Medical Examiner Nurse Investigator Salary and Career Facts

Research what it takes to become a medical examiner nurse investigator. Learn about education and licensure requirements and salary to find out if this is the career for you. Schools offering Nursing degrees can also be found in these popular choices.

What Is a Medical Examiner Nurse Investigator?

A medical examiner nurse investigator, also known as a forensic nurse, works with a medical examiner's office to investigate a variety of cases. Medical examiner nurse investigators work in different places to investigate deaths, abuse, or neglect that may be natural or have questions that law enforcement officials may need answers to. These professionals will have training within the medical field as well as specific on the job training to work within certain arenas such as a medical examiner's office or in the field for law enforcement.

The table below outlines the general requirements for a career as a medical examiner nurse investigator.

Education Required Vocational diploma, associate's degree
Training Required Program-based work experience
Key Skills Oral, written, interpersonal communications, working knowledge of relevant state and federal regulations
Licensure Licensure often required
Job Growth (2014-2024) 16% (for all registered nurses)*
Median Salary (2017) $75,699 (for all forensic nurses)**

Sources: *U.S. Bureau of Labor Statistics, **PayScale (1-4 years exp.)

What Types of Activities Will I Perform as a Nurse Investigator?

As an investigative or forensic nurse, you will be involved in a variety of duties required for the functioning of a medical examiner's office. According to the U.S. Bureau of Labor Statistics (BLS), these may include working on-site during or after a natural disaster, investigating abuse and criminal cases, and determining cause of death in various cases (www.bls.gov).

A recent article in International Association of Forensic Nurses (forensicnurses.org) indicates that as a forensic nurse you may be involved with multiple aspects of the investigative process including death investigations. In addition to handling different assault referrals, personnel training and other day-to-day office duties such as audits, you would also be required to maintain case files and report on case findings to both internal management and external agencies (www.healthcareresource.com). You may also find yourself in a position working closely with government offices such as the district attorney and the Federal Bureau of Investigation (www.CareerBuilder.com).

Additional skills you may require include the ability to handle high-stress cases, identify suspected child abuse, work with abused or allegedly abused children, testify in court and maintain objectivity.

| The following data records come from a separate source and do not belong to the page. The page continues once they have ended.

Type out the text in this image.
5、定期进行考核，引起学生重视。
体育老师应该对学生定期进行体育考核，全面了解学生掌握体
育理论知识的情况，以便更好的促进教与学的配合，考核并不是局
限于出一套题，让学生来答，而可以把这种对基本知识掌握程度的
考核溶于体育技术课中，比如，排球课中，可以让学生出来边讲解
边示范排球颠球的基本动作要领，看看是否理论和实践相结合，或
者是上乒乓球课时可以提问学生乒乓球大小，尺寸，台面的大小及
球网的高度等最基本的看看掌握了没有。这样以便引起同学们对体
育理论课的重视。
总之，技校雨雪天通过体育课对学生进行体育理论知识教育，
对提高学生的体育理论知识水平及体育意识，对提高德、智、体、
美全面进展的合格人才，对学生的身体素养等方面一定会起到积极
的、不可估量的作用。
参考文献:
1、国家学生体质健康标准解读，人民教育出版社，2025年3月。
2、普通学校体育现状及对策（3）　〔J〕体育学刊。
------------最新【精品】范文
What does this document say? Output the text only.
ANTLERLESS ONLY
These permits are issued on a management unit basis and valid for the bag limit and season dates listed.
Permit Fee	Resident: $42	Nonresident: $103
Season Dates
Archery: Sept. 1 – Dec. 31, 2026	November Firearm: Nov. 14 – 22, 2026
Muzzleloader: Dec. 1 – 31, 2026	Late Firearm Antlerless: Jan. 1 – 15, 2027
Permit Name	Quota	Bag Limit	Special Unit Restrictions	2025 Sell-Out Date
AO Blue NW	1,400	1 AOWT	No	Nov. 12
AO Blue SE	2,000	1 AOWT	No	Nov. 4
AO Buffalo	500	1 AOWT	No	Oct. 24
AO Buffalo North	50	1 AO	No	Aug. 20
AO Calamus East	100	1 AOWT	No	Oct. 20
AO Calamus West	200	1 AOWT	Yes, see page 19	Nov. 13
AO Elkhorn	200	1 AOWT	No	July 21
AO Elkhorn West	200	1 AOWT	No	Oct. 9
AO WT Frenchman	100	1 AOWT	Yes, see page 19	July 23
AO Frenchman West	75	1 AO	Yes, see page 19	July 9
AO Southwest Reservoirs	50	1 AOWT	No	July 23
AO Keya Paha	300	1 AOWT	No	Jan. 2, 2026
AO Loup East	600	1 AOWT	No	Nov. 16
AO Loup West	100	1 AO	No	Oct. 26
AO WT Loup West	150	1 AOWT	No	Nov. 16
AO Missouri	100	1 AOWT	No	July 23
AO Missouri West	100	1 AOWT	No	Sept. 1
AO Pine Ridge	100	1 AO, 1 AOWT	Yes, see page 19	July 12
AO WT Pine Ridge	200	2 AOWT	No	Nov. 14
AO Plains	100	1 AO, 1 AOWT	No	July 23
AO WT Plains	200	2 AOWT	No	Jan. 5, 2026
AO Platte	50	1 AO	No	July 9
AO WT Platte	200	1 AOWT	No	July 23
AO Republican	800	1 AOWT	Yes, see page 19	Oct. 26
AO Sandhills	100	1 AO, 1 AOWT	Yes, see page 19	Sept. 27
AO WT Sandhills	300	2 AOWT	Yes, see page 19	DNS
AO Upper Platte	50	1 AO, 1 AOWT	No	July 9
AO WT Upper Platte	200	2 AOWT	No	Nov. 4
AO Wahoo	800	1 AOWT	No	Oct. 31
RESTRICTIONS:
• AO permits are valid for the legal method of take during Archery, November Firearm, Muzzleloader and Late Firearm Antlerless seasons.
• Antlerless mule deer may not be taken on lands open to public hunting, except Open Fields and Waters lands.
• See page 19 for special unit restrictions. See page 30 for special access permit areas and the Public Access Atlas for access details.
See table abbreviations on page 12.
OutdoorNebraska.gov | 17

What Prior Experience Do I Need?

Some positions will require you to be a registered or licensed practical nurse, while others may accept a combination of degrees, such as business administration and social services. A master's degree with a specialization in health care or hospital administration, however, may increase your opportunities, according to the BLS.

You would also need approximately four to five years of experience with specific program-based knowledge and skill sets; these include professional-level experience with medical data coding, auditing, investigative procedures and medical record documentation. In addition to effective oral, written and interpersonal communication skills, you also need to possess working knowledge of relevant state and federal regulations.

What Opportunities May I Have for Advancement?

A May 2017 search at CareerBuilder.com indicated that if you hold a master's degree in nursing and have also completed a nurse practitioner and pediatric nurse practitioner program, then there may be additional opportunities available for you.

The BLS indicates that employment opportunities for registered nurses are expected to grow 16% from 2014 and 2024.

What Can I Expect to Earn?

According to the 2017 O*NET OnLine reports for registered nurses and nurse practitioners, the median salary figures are $32.91 per hour and $68,450 per year, and $48.52 per hour and $100,910 per year, respectively. According to PayScale, a small sample of workers with the forensic nursing skill set reported earning a median annual salary of $75,699 with 1 to 4 years experience.

What Are Some Related Alternative Careers

There are a variety of careers related to medical examiner nurse investigation. These include becoming a dental hygienist, an emergency medical technician (EMT) and paramedic or a medical technician. A dental hygienist needs an associate's degree and works closely with dentists and oral surgeons. Technician and technologist careers in diagnostic sonography also require an associate's degree. These professionals work in cardiovascular imaging and testing and may assist surgeons during procedures. To become an EMT or paramedic, a postsecondary certificate award is necessary. Emergency medical technicians and paramedics work as medical first responders at accidents, fires or natural disasters.